Madam Speaker, I am very pleased to enter into the debate. I am pleased to see that some people are having a moment of enjoyment. However, if people across the country had ever been given the time to really study this bill, like the old poem, there would be no joy in Mudville, there would be no joy in Canada from coast to coast, from the rural areas to the cities. If Canadians ever found out what this bill will do to the sacred institution of marriage that has been preserved in history the bill would be soundly and totally rejected.
I know I have been called a bigot for believing in this. I have been called worse names. I am not one who hates. I was brought up not to hate. I may see a drunk tumbling from the bar at midnight but the only thing I hate about that is what may happen to his children at home and eventually to him. I hate what he is doing but I certainly do not hate.
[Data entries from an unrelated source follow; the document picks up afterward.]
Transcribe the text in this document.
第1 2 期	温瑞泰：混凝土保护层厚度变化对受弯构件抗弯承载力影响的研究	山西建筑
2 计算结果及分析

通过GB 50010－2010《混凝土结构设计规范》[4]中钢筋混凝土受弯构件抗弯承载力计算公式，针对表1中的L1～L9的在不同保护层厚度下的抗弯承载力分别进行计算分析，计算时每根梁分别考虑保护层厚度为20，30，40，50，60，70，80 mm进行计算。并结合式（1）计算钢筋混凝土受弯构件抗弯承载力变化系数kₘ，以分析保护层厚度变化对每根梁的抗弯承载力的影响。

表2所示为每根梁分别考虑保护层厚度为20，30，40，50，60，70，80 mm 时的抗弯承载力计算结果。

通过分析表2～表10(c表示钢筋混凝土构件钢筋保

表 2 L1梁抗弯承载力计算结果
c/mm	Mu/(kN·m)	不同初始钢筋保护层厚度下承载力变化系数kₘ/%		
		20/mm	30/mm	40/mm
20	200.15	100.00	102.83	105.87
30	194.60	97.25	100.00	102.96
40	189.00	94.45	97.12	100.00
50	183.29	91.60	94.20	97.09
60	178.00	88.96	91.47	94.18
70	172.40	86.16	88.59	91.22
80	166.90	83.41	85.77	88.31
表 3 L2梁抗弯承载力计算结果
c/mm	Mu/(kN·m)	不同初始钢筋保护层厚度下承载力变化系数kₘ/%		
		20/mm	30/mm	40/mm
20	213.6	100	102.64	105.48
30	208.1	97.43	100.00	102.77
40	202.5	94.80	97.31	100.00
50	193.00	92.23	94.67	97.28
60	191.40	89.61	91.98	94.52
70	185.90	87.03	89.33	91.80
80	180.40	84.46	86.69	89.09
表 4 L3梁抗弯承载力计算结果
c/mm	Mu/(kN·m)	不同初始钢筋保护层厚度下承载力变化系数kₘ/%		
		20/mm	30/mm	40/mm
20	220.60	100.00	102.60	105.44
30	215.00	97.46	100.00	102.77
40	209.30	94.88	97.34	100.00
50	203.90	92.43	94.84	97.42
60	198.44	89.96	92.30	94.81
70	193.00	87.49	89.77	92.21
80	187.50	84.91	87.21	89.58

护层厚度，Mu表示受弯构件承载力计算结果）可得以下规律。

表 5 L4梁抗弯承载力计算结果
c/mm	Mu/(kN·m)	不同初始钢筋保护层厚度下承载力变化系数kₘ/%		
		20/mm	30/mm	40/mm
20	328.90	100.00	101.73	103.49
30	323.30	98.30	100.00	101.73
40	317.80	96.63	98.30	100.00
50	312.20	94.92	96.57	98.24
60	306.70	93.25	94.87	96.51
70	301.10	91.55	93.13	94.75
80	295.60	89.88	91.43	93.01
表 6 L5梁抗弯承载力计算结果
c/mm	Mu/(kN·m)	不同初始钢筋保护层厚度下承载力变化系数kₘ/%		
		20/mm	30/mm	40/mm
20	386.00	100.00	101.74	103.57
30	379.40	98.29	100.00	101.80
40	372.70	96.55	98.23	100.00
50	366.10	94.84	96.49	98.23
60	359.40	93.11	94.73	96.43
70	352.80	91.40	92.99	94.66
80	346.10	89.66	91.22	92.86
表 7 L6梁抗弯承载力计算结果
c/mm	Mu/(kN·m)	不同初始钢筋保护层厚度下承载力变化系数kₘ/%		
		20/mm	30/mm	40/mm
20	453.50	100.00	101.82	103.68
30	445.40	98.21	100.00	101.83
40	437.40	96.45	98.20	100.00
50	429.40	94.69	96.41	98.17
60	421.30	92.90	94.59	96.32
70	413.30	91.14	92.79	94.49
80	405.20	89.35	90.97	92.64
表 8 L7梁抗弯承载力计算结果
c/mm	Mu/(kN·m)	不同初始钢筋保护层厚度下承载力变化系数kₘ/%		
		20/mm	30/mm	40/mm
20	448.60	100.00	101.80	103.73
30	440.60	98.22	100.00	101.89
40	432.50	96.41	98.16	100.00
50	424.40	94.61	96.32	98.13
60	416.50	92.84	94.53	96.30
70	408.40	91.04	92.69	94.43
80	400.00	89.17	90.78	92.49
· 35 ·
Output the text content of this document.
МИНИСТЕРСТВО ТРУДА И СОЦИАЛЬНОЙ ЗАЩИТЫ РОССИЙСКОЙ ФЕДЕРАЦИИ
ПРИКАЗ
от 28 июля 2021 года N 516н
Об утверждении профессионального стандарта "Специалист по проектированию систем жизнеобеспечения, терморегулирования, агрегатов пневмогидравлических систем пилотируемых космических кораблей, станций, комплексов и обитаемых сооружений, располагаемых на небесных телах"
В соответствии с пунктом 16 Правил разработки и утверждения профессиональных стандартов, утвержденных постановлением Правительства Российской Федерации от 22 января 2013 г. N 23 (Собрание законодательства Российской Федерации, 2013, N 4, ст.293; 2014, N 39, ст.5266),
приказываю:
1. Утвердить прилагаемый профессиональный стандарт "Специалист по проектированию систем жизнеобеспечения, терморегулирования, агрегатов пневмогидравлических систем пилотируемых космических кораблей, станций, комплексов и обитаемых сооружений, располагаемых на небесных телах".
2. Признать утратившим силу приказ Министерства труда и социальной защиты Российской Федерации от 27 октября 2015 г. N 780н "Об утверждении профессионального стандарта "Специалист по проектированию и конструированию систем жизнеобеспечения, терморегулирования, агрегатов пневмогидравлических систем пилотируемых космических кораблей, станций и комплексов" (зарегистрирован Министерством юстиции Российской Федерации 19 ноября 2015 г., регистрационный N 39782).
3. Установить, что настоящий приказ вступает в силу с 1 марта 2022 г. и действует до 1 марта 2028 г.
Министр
I know members would like to see me here next week but if I went home to my constituency and gave any indication whatsoever that I would be supporting this bill, I probably would not make it back. If somebody wants to give 98%, I will top that. Canadians are, thanks to their members, totally irate about this sneaked in legislation.
I met with some lawyers last Saturday night and asked them what they thought of this. They said that beyond a doubt it was the loosest piece of legislation that could ever possibly be made. It is not so much about what is not in the bill but about the people who are not protected in the bill.
Let us take a look at my own family. My wife's oldest sister stayed home and looked after her parents. She never married. She does not qualify for any benefits according to this bill. I have a niece with four children whose husband left her almost three years ago. According to this bill, if he was killed in an accident or where he works, his wife and family would not be the beneficiaries.
This government hates marriage. Let me give members an example of what happened in a city in my riding. An accident took the lives of six men just like that. In other words, six widows are made just like that. This bill was never once discussed with the provinces across Canada with regard to the workmen's compensation legislation that every province has. These widows then became beneficiaries of workmen's compensation for the rest of their lives. When three of them re-married, they were cut off from those benefits. The other three just lived with a partner.
There are so many things about this bill that will drive Canadians crazy unless they have an opportunity to take a look at it. I doubt if the justice department of any province was consulted on this bill. If we can talk about 68 federal acts, what about all the provincial acts? There will be that many provincial acts.
So far on social issues, the pornography issue has been the greatest. People have been phoning, writing, faxing, and so on. Guess what is coming second and may overtake it? This bill, Bill C-23. It will overtake it because Canadians are gradually getting to know what this bill is about. A word is placed in a bill and on the side of the bill there is no definition. We see the word conjugal with no definition. We see the word spouse and it can mean almost anything.
The government ought to be ashamed of itself by putting a time restraint on the passage of this bill. I do not know where its constituents are. Are my constituents different from the rest? Not on your life. They may be more intelligent, and they know what is going on with this bill.
I was very pleased on the first free vote that there were enough members opposite who had enough intestinal fortitude to stand and be counted. Let us hope that before this night ends and before this bill comes to the last and final reading that the government has enough courage to say “We had better put a month into this. Let us get the information out. Let us get the judicial people into each of the provinces. Let us throw it out so that people can really examine this bill”.
Has it got the courage to do that? Let us wait and see.
The pornography case has gone to the two lower courts and has been upheld. The question now is, what would happen if the judgment by the supreme court were in compliance with the two lower courts? What would the government do then?
The bill could not be rewritten because it would be too clear to rewrite. Would it have the courage to use the notwithstanding clause for the protection of Canadian children?
I ask that question and I ask one favour. Would the government consider allowing a time period of one month to put this bill out before the public, not just the parts the government wants, but the whole bill, and then bring it back to the House? That would be fair for democracy, it would be fair for society and it would give some credibility to this institution.